Colore: i colori caldi (dal giallo verso il rosso) tendono ad avvicinare le forme, i colori freddi (dal giallo verso il blu) tendono ad allontanarle. I colori saturi vengono avanti rispetto a quelli meno saturi.
Luminosità: le forme vengono percepite per contrasto. I rettangoli grigi hanno tinte piatte, ma sembrano sfumati perché nei lati a contatto si percepisce un contrasto maggiore. La luce mette in evidenza le forme e attira l’attenzione, come ben sanno i registi teatrali.
Movimento: sequenze di immagini, forme allungate danno l’illusione del movimento. La freccia lunga sembra più “veloce” di quella corta. Il carattere tondo è meno veloce di quello corsivo. I tre rettangoli sono percepiti come un solo rettangolo che ruota verso destra.
Disposizione. Gli stessi oggetti vengono percepiti in modo diverso, a seconda di come si dispongono nel campo rettangolare. Diciamo che le forme stanno in alto se si trovano nella parte superiore del campo, sono stabili se sono attaccate ai bordi, sono fluttuanti se sono staccate, pesanti se stanno in basso, leggere se “volano”, in equilibrio stabile se poggiano con tutta la base, instabile se poggiano solo con un punto.
Gradiente. Il gradiente è il mutamento graduale di forme, colori, luce. Il primo gradiente dal rosso al verde dà l’impressione di un cilindro. La texture con la trama che diventa sempre più piccola viene percepita come se si allontanasse. La percezione del gradiente contribuisce all’illusione prospettica, lineare se le forme si riducono in base a linee che convergono verso l’orizzonte, aerea se i colori sono sempre più chiari e meno saturi e danno la sensazione della lontananza per la differente quantità di aria che c’è fra le cose più vicine e quelle più lontane.
Forme forti: forme molto riconoscibili come triangoli, quadrati, cerchi, croci, frecce, simmetrie, struttura del volto e del corpo umano.
Forme deboli: tutta la varietà di forme irregolari, complesse, dalle nuvole ai capelli, o poco nitide.
Forme aperte: forme che si aprono verso l’esterno, come un fiore che sboccia, o una mano che saluta, che dà o che prende.
Forme chiuse: forme racchiuse nel loro involucro e separate dall’ambiente, come il bocciolo di un fiore, o una mano chiusa a pugno per tenere o per colpire.
La testa umana ha una forma chiusa dietro, per proteggere il cervello, e aperta davanti, per comunicare. Il molti casi apertura o chiusura delle forme corrisponde a funzioni di relazione o di difesa.
Pattern: è uno schema, una struttura che sostiene e organizza gli elementi di un’immagine. E’ gerarchico se un elemento prevale su tutti gli altri, atonale se nessun elemento prevale, come in una texture. Ulteriori pattern possono essere a piramide, ad albero, a stella, a rete.
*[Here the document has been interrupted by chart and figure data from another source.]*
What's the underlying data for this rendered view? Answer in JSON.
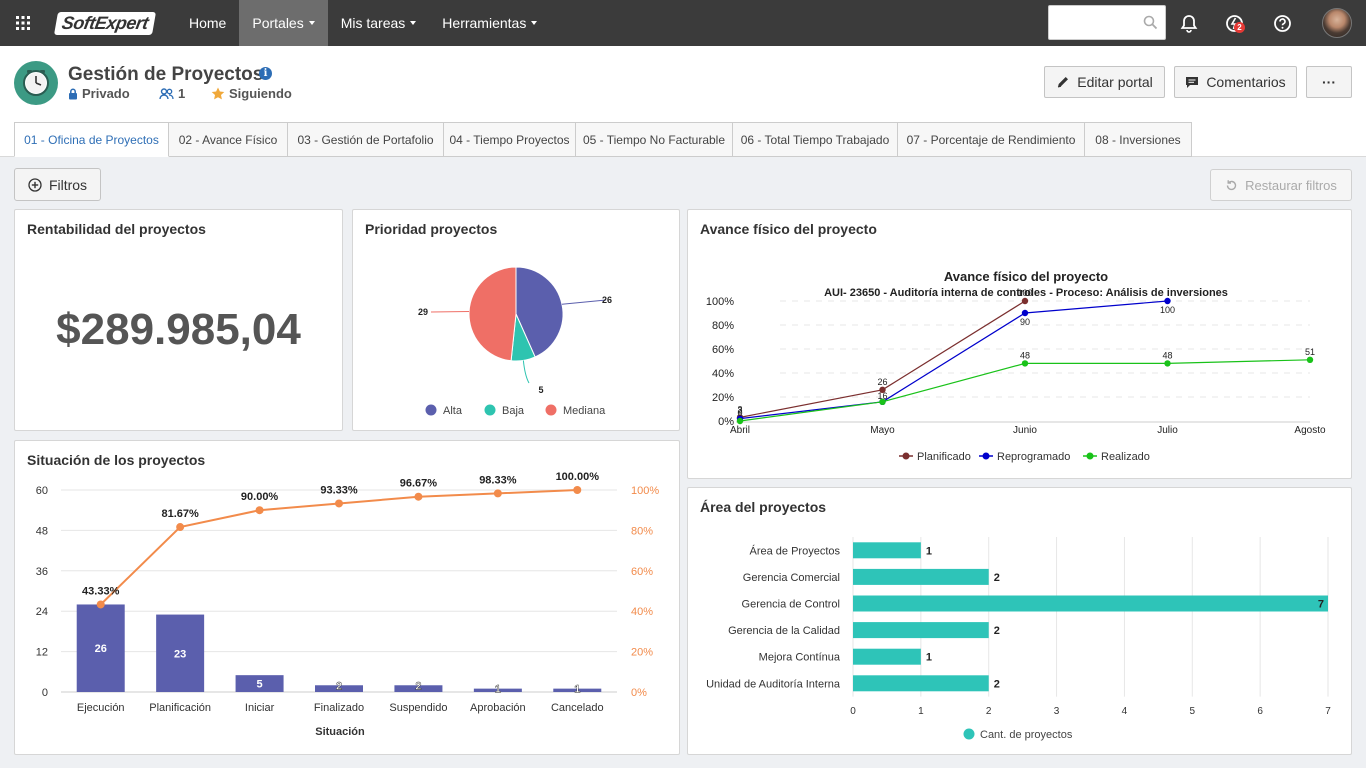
{
  "topnav": {
    "logo": "SoftExpert",
    "items": [
      {
        "label": "Home",
        "has_caret": false,
        "active": false
      },
      {
        "label": "Portales",
        "has_caret": true,
        "active": true
      },
      {
        "label": "Mis tareas",
        "has_caret": true,
        "active": false
      },
      {
        "label": "Herramientas",
        "has_caret": true,
        "active": false
      }
    ],
    "search_placeholder": "",
    "notifications_badge": "2"
  },
  "portal": {
    "title": "Gestión de Proyectos",
    "privacy": "Privado",
    "members": "1",
    "following": "Siguiendo",
    "edit_label": "Editar portal",
    "comments_label": "Comentarios",
    "more_label": "···"
  },
  "tabs": [
    "01 - Oficina de Proyectos",
    "02 - Avance Físico",
    "03 - Gestión de Portafolio",
    "04 - Tiempo Proyectos",
    "05 - Tiempo No Facturable",
    "06 - Total Tiempo Trabajado",
    "07 - Porcentaje de Rendimiento",
    "08 - Inversiones"
  ],
  "toolbar": {
    "filters_label": "Filtros",
    "restore_label": "Restaurar filtros"
  },
  "rentabilidad": {
    "title": "Rentabilidad del proyectos",
    "value": "$289.985,04"
  },
  "colors": {
    "accent": "#2f6fb6",
    "alta": "#5b5fad",
    "baja": "#2ec4b0",
    "mediana": "#ef6f66",
    "bar": "#5b5fad",
    "line": "#f28b4b",
    "teal": "#2ec4b8",
    "planificado": "#7b2f2f",
    "reprogramado": "#0000cc",
    "realizado": "#19c219"
  },
  "chart_data": [
    {
      "type": "pie",
      "title": "Prioridad proyectos",
      "categories": [
        "Alta",
        "Baja",
        "Mediana"
      ],
      "values": [
        26,
        5,
        29
      ],
      "legend": "bottom"
    },
    {
      "type": "line",
      "title": "Avance físico del proyecto",
      "chart_title": "Avance físico del proyecto",
      "subtitle": "AUI- 23650 - Auditoría interna de controles - Proceso: Análisis de inversiones",
      "categories": [
        "Abril",
        "Mayo",
        "Junio",
        "Julio",
        "Agosto"
      ],
      "yticks": [
        "0%",
        "20%",
        "40%",
        "60%",
        "80%",
        "100%"
      ],
      "ylim": [
        0,
        100
      ],
      "series": [
        {
          "name": "Planificado",
          "values": [
            3,
            26,
            100,
            null,
            null
          ],
          "labels": [
            "3",
            "26",
            "100",
            "",
            ""
          ]
        },
        {
          "name": "Reprogramado",
          "values": [
            2,
            16,
            90,
            100,
            null
          ],
          "labels": [
            "2",
            "16",
            "90",
            "100",
            ""
          ]
        },
        {
          "name": "Realizado",
          "values": [
            0,
            16,
            48,
            48,
            51
          ],
          "labels": [
            "0",
            "",
            "48",
            "48",
            "51"
          ]
        }
      ],
      "legend": "bottom"
    },
    {
      "type": "bar",
      "title": "Situación de los proyectos",
      "xlabel": "Situación",
      "categories": [
        "Ejecución",
        "Planificación",
        "Iniciar",
        "Finalizado",
        "Suspendido",
        "Aprobación",
        "Cancelado"
      ],
      "values": [
        26,
        23,
        5,
        2,
        2,
        1,
        1
      ],
      "value_labels": [
        "26",
        "23",
        "5",
        "2",
        "2",
        "1",
        "1"
      ],
      "ylim": [
        0,
        60
      ],
      "yticks": [
        "0",
        "12",
        "24",
        "36",
        "48",
        "60"
      ],
      "cumulative_pct": [
        43.33,
        81.67,
        90.0,
        93.33,
        96.67,
        98.33,
        100.0
      ],
      "cumulative_labels": [
        "43.33%",
        "81.67%",
        "90.00%",
        "93.33%",
        "96.67%",
        "98.33%",
        "100.00%"
      ],
      "y2ticks": [
        "0%",
        "20%",
        "40%",
        "60%",
        "80%",
        "100%"
      ],
      "y2lim": [
        0,
        100
      ]
    },
    {
      "type": "bar",
      "orientation": "horizontal",
      "title": "Área del proyectos",
      "categories": [
        "Área de Proyectos",
        "Gerencia Comercial",
        "Gerencia de Control",
        "Gerencia de la Calidad",
        "Mejora Contínua",
        "Unidad de Auditoría Interna"
      ],
      "values": [
        1,
        2,
        7,
        2,
        1,
        2
      ],
      "value_labels": [
        "1",
        "2",
        "7",
        "2",
        "1",
        "2"
      ],
      "xlim": [
        0,
        7
      ],
      "xticks": [
        "0",
        "1",
        "2",
        "3",
        "4",
        "5",
        "6",
        "7"
      ],
      "legend": "Cant. de proyectos"
    }
  ]
}
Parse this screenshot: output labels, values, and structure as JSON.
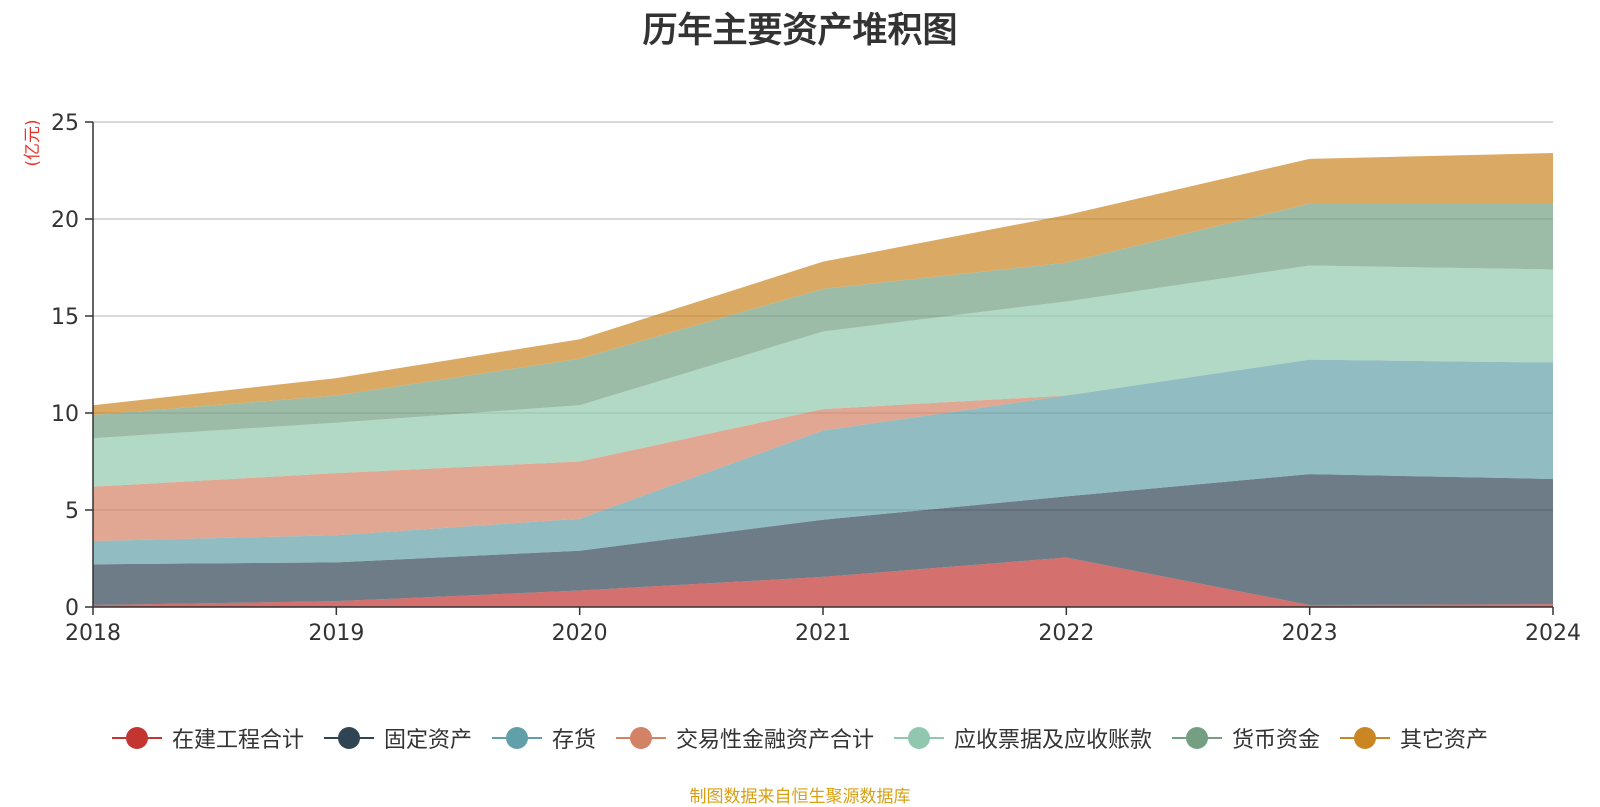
{
  "chart_data": {
    "type": "area",
    "stacked": true,
    "title": "历年主要资产堆积图",
    "ylabel": "亿元",
    "ylim": [
      0,
      25
    ],
    "yticks": [
      0,
      5,
      10,
      15,
      20,
      25
    ],
    "x": [
      "2018",
      "2019",
      "2020",
      "2021",
      "2022",
      "2023",
      "2024"
    ],
    "series": [
      {
        "name": "在建工程合计",
        "color": "#c23531",
        "values": [
          0.1,
          0.3,
          0.85,
          1.55,
          2.55,
          0.1,
          0.15
        ]
      },
      {
        "name": "固定资产",
        "color": "#2f4554",
        "values": [
          2.1,
          2.0,
          2.05,
          2.95,
          3.15,
          6.75,
          6.45
        ]
      },
      {
        "name": "存货",
        "color": "#61a0a8",
        "values": [
          1.2,
          1.4,
          1.65,
          4.6,
          5.2,
          5.9,
          6.0
        ]
      },
      {
        "name": "交易性金融资产合计",
        "color": "#d48265",
        "values": [
          2.8,
          3.2,
          2.95,
          1.1,
          0.0,
          0.0,
          0.0
        ]
      },
      {
        "name": "应收票据及应收账款",
        "color": "#91c7ae",
        "values": [
          2.5,
          2.6,
          2.9,
          4.0,
          4.85,
          4.85,
          4.8
        ]
      },
      {
        "name": "货币资金",
        "color": "#749f83",
        "values": [
          1.2,
          1.4,
          2.4,
          2.2,
          2.0,
          3.2,
          3.4
        ]
      },
      {
        "name": "其它资产",
        "color": "#ca8622",
        "values": [
          0.5,
          0.9,
          1.0,
          1.4,
          2.45,
          2.3,
          2.6
        ]
      }
    ]
  },
  "footer": {
    "source_note": "制图数据来自恒生聚源数据库"
  }
}
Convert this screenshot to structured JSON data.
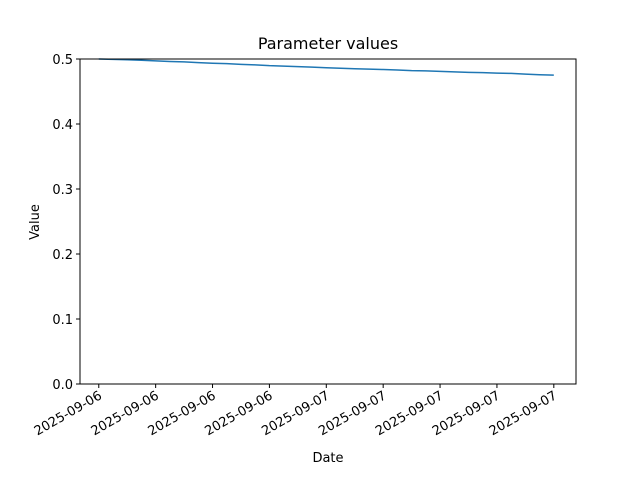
{
  "chart_data": {
    "type": "line",
    "title": "Parameter values",
    "x_label": "Date",
    "y_label": "Value",
    "x": [
      0,
      0.25,
      0.5,
      0.75,
      1,
      1.25,
      1.5,
      1.75,
      2,
      2.25,
      2.5,
      2.75,
      3,
      3.25,
      3.5,
      3.75,
      4,
      4.25,
      4.5,
      4.75,
      5,
      5.25,
      5.5,
      5.75,
      6,
      6.25,
      6.5,
      6.75,
      7,
      7.25,
      7.5,
      7.75,
      8
    ],
    "series": [
      {
        "name": "Value",
        "color": "#1f77b4",
        "values": [
          0.5,
          0.4995,
          0.4988,
          0.498,
          0.4972,
          0.4962,
          0.4955,
          0.4945,
          0.4935,
          0.4928,
          0.4918,
          0.491,
          0.4898,
          0.4891,
          0.4882,
          0.4875,
          0.4866,
          0.4858,
          0.485,
          0.4845,
          0.4838,
          0.4831,
          0.4822,
          0.4818,
          0.481,
          0.4802,
          0.4795,
          0.479,
          0.4782,
          0.4778,
          0.4768,
          0.4758,
          0.4752
        ]
      }
    ],
    "xlim": [
      -0.33,
      8.39
    ],
    "xticks": [
      {
        "value": 0,
        "label": "2025-09-06"
      },
      {
        "value": 1,
        "label": "2025-09-06"
      },
      {
        "value": 2,
        "label": "2025-09-06"
      },
      {
        "value": 3,
        "label": "2025-09-06"
      },
      {
        "value": 4,
        "label": "2025-09-07"
      },
      {
        "value": 5,
        "label": "2025-09-07"
      },
      {
        "value": 6,
        "label": "2025-09-07"
      },
      {
        "value": 7,
        "label": "2025-09-07"
      },
      {
        "value": 8,
        "label": "2025-09-07"
      }
    ],
    "ylim": [
      0,
      0.5
    ],
    "yticks": [
      {
        "value": 0,
        "label": "0.0"
      },
      0.1,
      0.2,
      0.3,
      0.4,
      0.5
    ],
    "grid": false
  }
}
Nitidezza: la percezione di nitidezza dipende dalla quantità di informazioni visive all’interno della figura (risolvenza) e dall’acutezza dei contorni, ossia del profilo di contatto tra figura e sfondo (acutanza). In una immagine basta un solo elemento nitido per assumere il ruolo di figura di fronte a tutti gli altri elementi non nitidi che assumono il ruolo di sfondo. Questo avviene perché rivolgiamo la visione centrale, più nitida di quella laterale, verso il punto o la figura che più ci interessano se osserviamo la realtà, verso il punto più nitido se guardiamo un’immagine.
Tutte queste caratteristiche percettive si presentano raramente da sole, più spesso si combinano in base alla complessità dell’esperienza percettiva in cui siamo coinvolti. La visione di un campo di papaveri per esempio contiene la persistenza delle forme e dei colori (i papaveri rossi), la texture col gradiente che si riduce, la prospettiva aerea con i colori che sbiadiscono allontanandosi, il fiore in primo piano che fa da figura e tutto il resto che fa da sfondo, il pattern gerarchico col grande fiore che predomina, il pattern atonale con tutti gli altri papaveri. A tutto questo si aggiunge lo stato emotivo che predispone alla curiosità e alla scoperta, o alla paura e alla fuga, o all’aggressività, o alla placida contemplazione.